Yani Abdülhamid döneminde mi doğuyor Türkiye?
Daha evvel oluşmaya başlamıştır fakat ana şeklini Abdülhamid devrinde almıştır. Bir yandan dil, yavaş yavaş birinci derecede kimlik tayin etmeye başlıyor. Diğer taraftan din var. Osmanlı’da din her zaman önemli olmuştur. Devlet daima bir Müslüman ülke olarak kendini muhafaza etmiştir. Türkiye’nin meydana gelişini yeni tarihî ve sosyolojik kavramlarla incelememiz lazım.
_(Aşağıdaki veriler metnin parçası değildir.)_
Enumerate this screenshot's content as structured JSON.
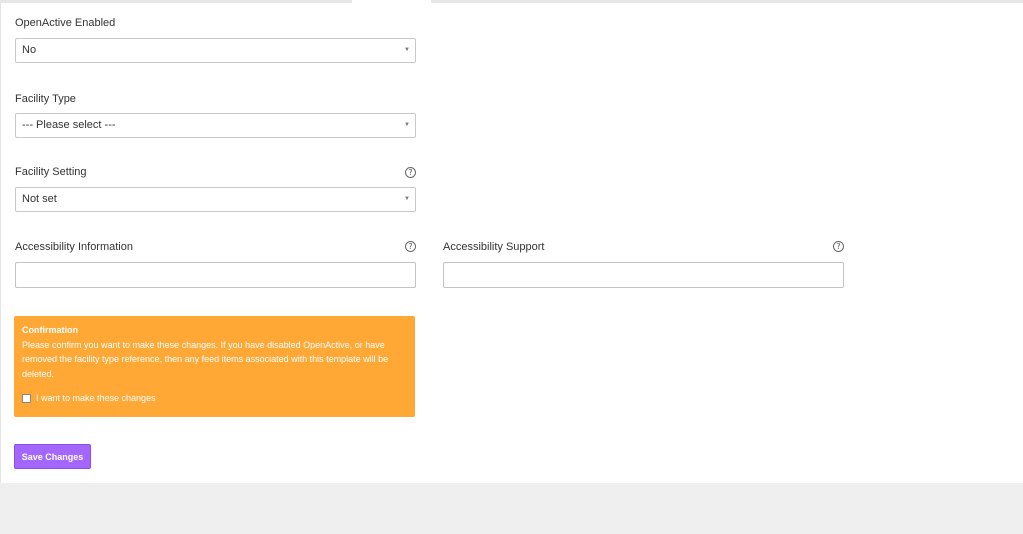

Çünkü bunlar bir bakıma Batı’nın etkisiyle oluşmuş hadiseler. Fakat Osmanlı daha başlangıçta kendine mahsus, tarihine, kimliğine, geleneğine uygun bir yol takip etmiş, Batı modernleşmesine esas olan bazı unsurları almamıştır. Biz o unsurlara ancak demokrasi devrinde kavuşabilmişizdir.